A few days ago a blogpost appeared under the somewhat alarming headline that Lewandowsky data had been altered.

I have not altered any data, but .003 of the observations in the extended data set (139 out of 44,655) differed from those reported in the data set on which the original analysis was based. The differences were sufficiently slight for me not to notice them when I ran a correlational analysis on both data sets (rounded to a few digits) roughly 5 years ago when the data were (re-)posted after I moved to Bristol.

Let me first explain the problem: The original analysis as reported in the paper did not include a number of other variables (items) that were surveyed because those additional items were of little relevance to the topic of the paper. Some of those items were analyzed in the online supplement that accompanied the paper, and their existence was also mentioned in the paper itself.

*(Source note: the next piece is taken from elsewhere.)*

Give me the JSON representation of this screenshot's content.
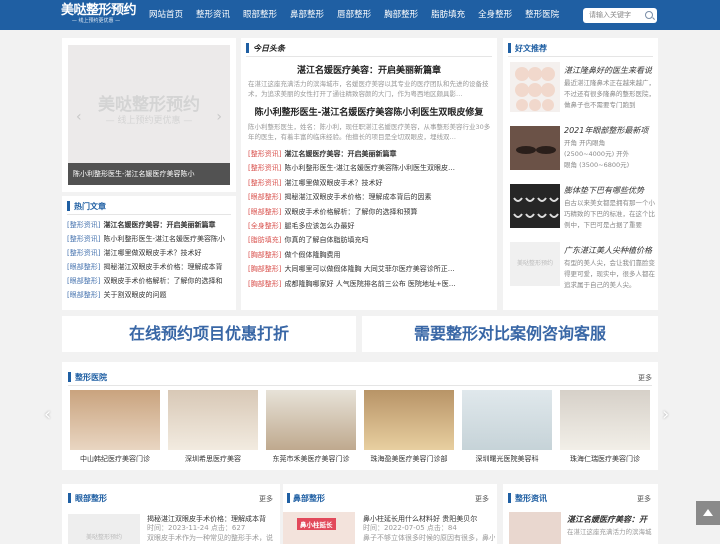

For convenience, I posted two data sets after I moved to Bristol (and after a long and nuanced story involving the conflict between UK privacy laws and Australian consent forms). One data set reports the analysis in the paper and the other one additionally reports all other items that have no missing observations for the same 1,145 participants. Because the former data set is a subset of the latter, the variables that are in common between both should be identical.

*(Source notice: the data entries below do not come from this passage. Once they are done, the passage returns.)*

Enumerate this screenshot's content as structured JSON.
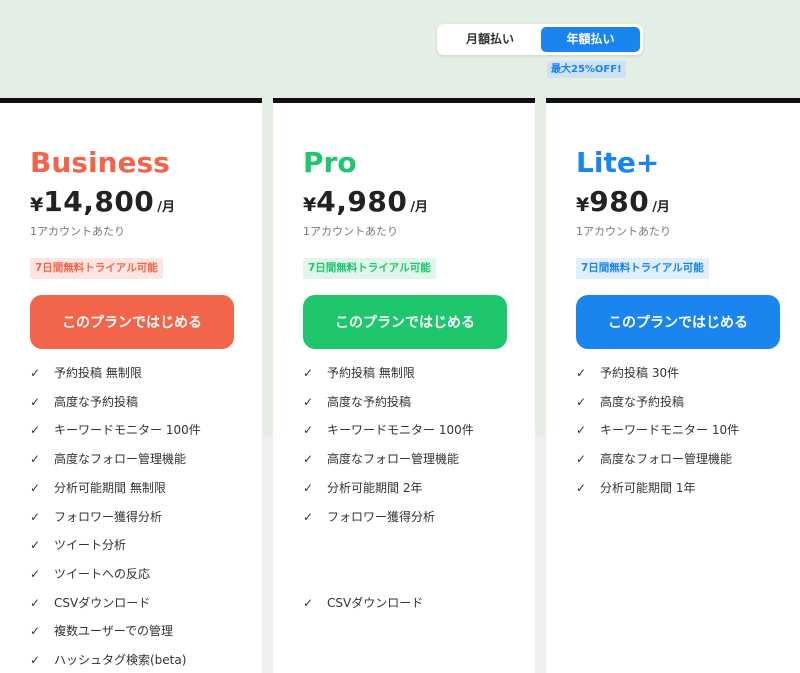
{
  "billing": {
    "monthly_label": "月額払い",
    "yearly_label": "年額払い",
    "selected": "yearly",
    "discount_badge": "最大25%OFF!",
    "selected_color": "#1a84ef"
  },
  "plans": [
    {
      "name": "Business",
      "color": "#f2654a",
      "trial_bg": "#fde6e1",
      "currency": "¥",
      "price": "14,800",
      "unit": "/月",
      "per_account": "1アカウントあたり",
      "trial": "7日間無料トライアル可能",
      "cta": "このプランではじめる",
      "features": [
        "予約投稿 無制限",
        "高度な予約投稿",
        "キーワードモニター 100件",
        "高度なフォロー管理機能",
        "分析可能期間 無制限",
        "フォロワー獲得分析",
        "ツイート分析",
        "ツイートへの反応",
        "CSVダウンロード",
        "複数ユーザーでの管理",
        "ハッシュタグ検索(beta)"
      ]
    },
    {
      "name": "Pro",
      "color": "#1ec66c",
      "trial_bg": "#e0f6ea",
      "currency": "¥",
      "price": "4,980",
      "unit": "/月",
      "per_account": "1アカウントあたり",
      "trial": "7日間無料トライアル可能",
      "cta": "このプランではじめる",
      "features": [
        "予約投稿 無制限",
        "高度な予約投稿",
        "キーワードモニター 100件",
        "高度なフォロー管理機能",
        "分析可能期間 2年",
        "フォロワー獲得分析",
        "CSVダウンロード"
      ],
      "feature_rows": [
        0,
        1,
        2,
        3,
        4,
        5,
        8
      ]
    },
    {
      "name": "Lite+",
      "color": "#1a84ef",
      "trial_bg": "#e1eefb",
      "currency": "¥",
      "price": "980",
      "unit": "/月",
      "per_account": "1アカウントあたり",
      "trial": "7日間無料トライアル可能",
      "cta": "このプランではじめる",
      "features": [
        "予約投稿 30件",
        "高度な予約投稿",
        "キーワードモニター 10件",
        "高度なフォロー管理機能",
        "分析可能期間 1年"
      ]
    }
  ]
}
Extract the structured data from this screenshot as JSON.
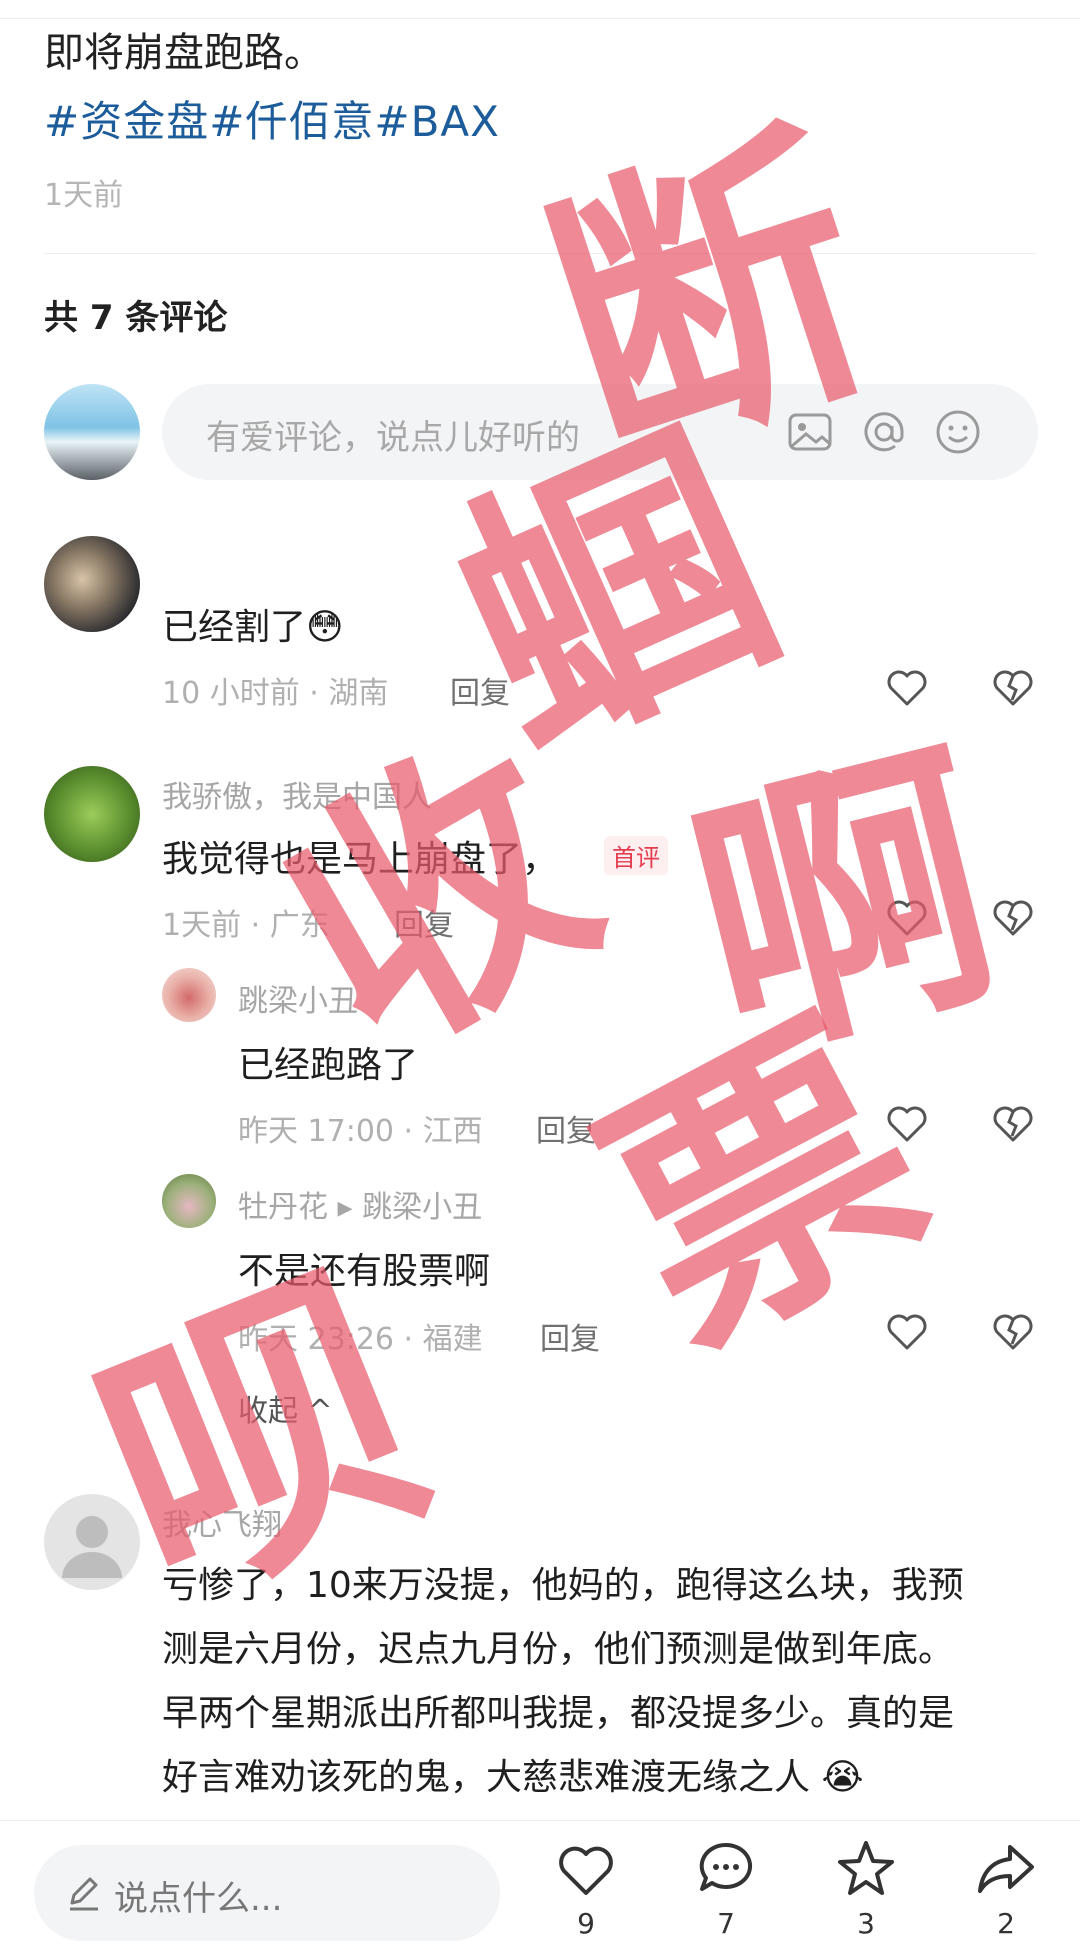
{
  "post": {
    "line": "即将崩盘跑路。",
    "hashtags": "#资金盘#仟佰意#BAX",
    "time": "1天前"
  },
  "comments_header": "共 7 条评论",
  "input": {
    "placeholder": "有爱评论，说点儿好听的"
  },
  "comments": [
    {
      "name": "",
      "text": "已经割了😳",
      "meta": "10 小时前 · 湖南",
      "reply": "回复"
    },
    {
      "name": "我骄傲，我是中国人",
      "text": "我觉得也是马上崩盘了，",
      "badge": "首评",
      "meta": "1天前 · 广东",
      "reply": "回复"
    },
    {
      "name": "跳梁小丑",
      "text": "已经跑路了",
      "meta": "昨天 17:00 · 江西",
      "reply": "回复"
    },
    {
      "name": "牡丹花 ▸ 跳梁小丑",
      "text": "不是还有股票啊",
      "meta": "昨天 23:26 · 福建",
      "reply": "回复"
    },
    {
      "name": "我心飞翔",
      "text_lines": [
        "亏惨了，10来万没提，他妈的，跑得这么块，我预",
        "测是六月份，迟点九月份，他们预测是做到年底。",
        "早两个星期派出所都叫我提，都没提多少。真的是",
        "好言难劝该死的鬼，大慈悲难渡无缘之人 😭"
      ]
    }
  ],
  "collapse_label": "收起 ^",
  "bottom_bar": {
    "placeholder": "说点什么...",
    "likes": "9",
    "comments": "7",
    "stars": "3",
    "shares": "2"
  },
  "watermark": {
    "chars": [
      "断",
      "蝈",
      "收",
      "呗",
      "啊",
      "票"
    ],
    "color": "#e85c6c"
  }
}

They were, except for two items (FMThreatEnv and CO2TempUp) for which 81 and 59 observations, respectively, differed between the two data sets. In those cases, a “1” was coded as a “2” and a “4” as “3”. The differences appear to be random (i.e., there is no discernible pattern and only 27 participants are coded incorrectly in both variables).

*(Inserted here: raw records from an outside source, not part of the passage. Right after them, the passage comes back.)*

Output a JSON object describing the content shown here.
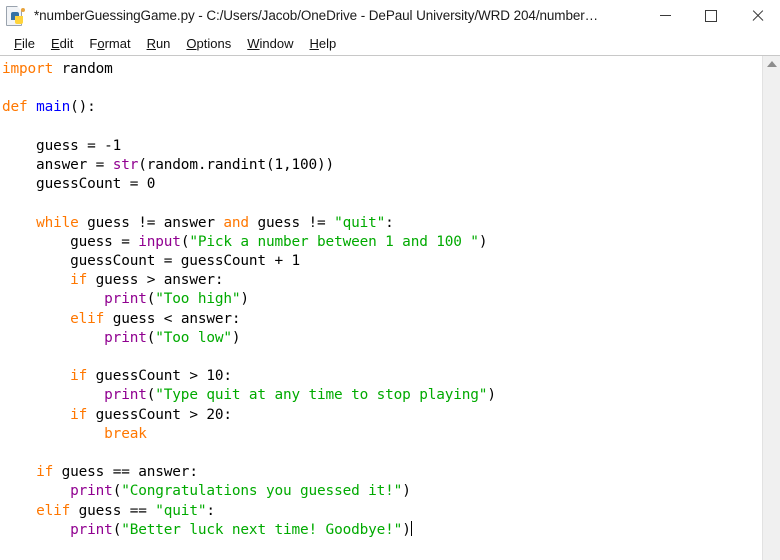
{
  "window": {
    "title": "*numberGuessingGame.py - C:/Users/Jacob/OneDrive - DePaul University/WRD 204/number…",
    "icon": "python-file-icon",
    "controls": {
      "minimize_label": "Minimize",
      "maximize_label": "Maximize",
      "close_label": "Close"
    }
  },
  "menubar": {
    "items": [
      {
        "label": "File",
        "mnemonic": "F",
        "rest": "ile"
      },
      {
        "label": "Edit",
        "mnemonic": "E",
        "rest": "dit"
      },
      {
        "label": "Format",
        "pre": "F",
        "mnemonic": "o",
        "rest": "rmat"
      },
      {
        "label": "Run",
        "mnemonic": "R",
        "rest": "un"
      },
      {
        "label": "Options",
        "mnemonic": "O",
        "rest": "ptions"
      },
      {
        "label": "Window",
        "mnemonic": "W",
        "rest": "indow"
      },
      {
        "label": "Help",
        "mnemonic": "H",
        "rest": "elp"
      }
    ]
  },
  "editor": {
    "language": "python",
    "caret_visible": true,
    "colors": {
      "keyword": "#FF7700",
      "definition": "#0000FF",
      "builtin": "#900090",
      "string": "#00AA00",
      "text": "#000000",
      "background": "#FFFFFF"
    },
    "lines": [
      [
        {
          "t": "import",
          "c": "kw"
        },
        {
          "t": " random",
          "c": "plain"
        }
      ],
      [],
      [
        {
          "t": "def",
          "c": "kw"
        },
        {
          "t": " ",
          "c": "plain"
        },
        {
          "t": "main",
          "c": "defn"
        },
        {
          "t": "():",
          "c": "plain"
        }
      ],
      [],
      [
        {
          "t": "    guess = -1",
          "c": "plain"
        }
      ],
      [
        {
          "t": "    answer = ",
          "c": "plain"
        },
        {
          "t": "str",
          "c": "bi"
        },
        {
          "t": "(random.randint(1,100))",
          "c": "plain"
        }
      ],
      [
        {
          "t": "    guessCount = 0",
          "c": "plain"
        }
      ],
      [],
      [
        {
          "t": "    ",
          "c": "plain"
        },
        {
          "t": "while",
          "c": "kw"
        },
        {
          "t": " guess != answer ",
          "c": "plain"
        },
        {
          "t": "and",
          "c": "kw"
        },
        {
          "t": " guess != ",
          "c": "plain"
        },
        {
          "t": "\"quit\"",
          "c": "str"
        },
        {
          "t": ":",
          "c": "plain"
        }
      ],
      [
        {
          "t": "        guess = ",
          "c": "plain"
        },
        {
          "t": "input",
          "c": "bi"
        },
        {
          "t": "(",
          "c": "plain"
        },
        {
          "t": "\"Pick a number between 1 and 100 \"",
          "c": "str"
        },
        {
          "t": ")",
          "c": "plain"
        }
      ],
      [
        {
          "t": "        guessCount = guessCount + 1",
          "c": "plain"
        }
      ],
      [
        {
          "t": "        ",
          "c": "plain"
        },
        {
          "t": "if",
          "c": "kw"
        },
        {
          "t": " guess > answer:",
          "c": "plain"
        }
      ],
      [
        {
          "t": "            ",
          "c": "plain"
        },
        {
          "t": "print",
          "c": "bi"
        },
        {
          "t": "(",
          "c": "plain"
        },
        {
          "t": "\"Too high\"",
          "c": "str"
        },
        {
          "t": ")",
          "c": "plain"
        }
      ],
      [
        {
          "t": "        ",
          "c": "plain"
        },
        {
          "t": "elif",
          "c": "kw"
        },
        {
          "t": " guess < answer:",
          "c": "plain"
        }
      ],
      [
        {
          "t": "            ",
          "c": "plain"
        },
        {
          "t": "print",
          "c": "bi"
        },
        {
          "t": "(",
          "c": "plain"
        },
        {
          "t": "\"Too low\"",
          "c": "str"
        },
        {
          "t": ")",
          "c": "plain"
        }
      ],
      [],
      [
        {
          "t": "        ",
          "c": "plain"
        },
        {
          "t": "if",
          "c": "kw"
        },
        {
          "t": " guessCount > 10:",
          "c": "plain"
        }
      ],
      [
        {
          "t": "            ",
          "c": "plain"
        },
        {
          "t": "print",
          "c": "bi"
        },
        {
          "t": "(",
          "c": "plain"
        },
        {
          "t": "\"Type quit at any time to stop playing\"",
          "c": "str"
        },
        {
          "t": ")",
          "c": "plain"
        }
      ],
      [
        {
          "t": "        ",
          "c": "plain"
        },
        {
          "t": "if",
          "c": "kw"
        },
        {
          "t": " guessCount > 20:",
          "c": "plain"
        }
      ],
      [
        {
          "t": "            ",
          "c": "plain"
        },
        {
          "t": "break",
          "c": "kw"
        }
      ],
      [],
      [
        {
          "t": "    ",
          "c": "plain"
        },
        {
          "t": "if",
          "c": "kw"
        },
        {
          "t": " guess == answer:",
          "c": "plain"
        }
      ],
      [
        {
          "t": "        ",
          "c": "plain"
        },
        {
          "t": "print",
          "c": "bi"
        },
        {
          "t": "(",
          "c": "plain"
        },
        {
          "t": "\"Congratulations you guessed it!\"",
          "c": "str"
        },
        {
          "t": ")",
          "c": "plain"
        }
      ],
      [
        {
          "t": "    ",
          "c": "plain"
        },
        {
          "t": "elif",
          "c": "kw"
        },
        {
          "t": " guess == ",
          "c": "plain"
        },
        {
          "t": "\"quit\"",
          "c": "str"
        },
        {
          "t": ":",
          "c": "plain"
        }
      ],
      [
        {
          "t": "        ",
          "c": "plain"
        },
        {
          "t": "print",
          "c": "bi"
        },
        {
          "t": "(",
          "c": "plain"
        },
        {
          "t": "\"Better luck next time! Goodbye!\"",
          "c": "str"
        },
        {
          "t": ")",
          "c": "plain"
        },
        {
          "t": "__CARET__",
          "c": "caret"
        }
      ]
    ]
  },
  "scrollbar": {
    "orientation": "vertical",
    "up_arrow": "scroll-up-arrow"
  }
}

So which data set is correct?

After checking this all again and re-running the script that dropped potentially identifying information from the data and performed some other minimal preprocessing, I found the published results and the corresponding data set to be correct. Nothing changes anywhere in the paper or the online supplement, except that the extended data set (which was publicly available but which was not used for analysis in the paper) had to be updated.

This has been done and the new extended data set, which supersedes the old one is now available here.  (Because the original data set was given a DOI that is enshrined for 20 years or more, it continues to be available but has a pointer to the data set that superseded it.)

A final question is, how could this happen in the first place? By what mechanism would .003 of nearly 45,000 data points take on different values, seemingly at random? I do not have an answer to that question. There is nothing in my archives that could have generated the initial extended data set. The script I used to strip identifying information and so on delivers the correct results now, and it delivered the same results 7 years ago.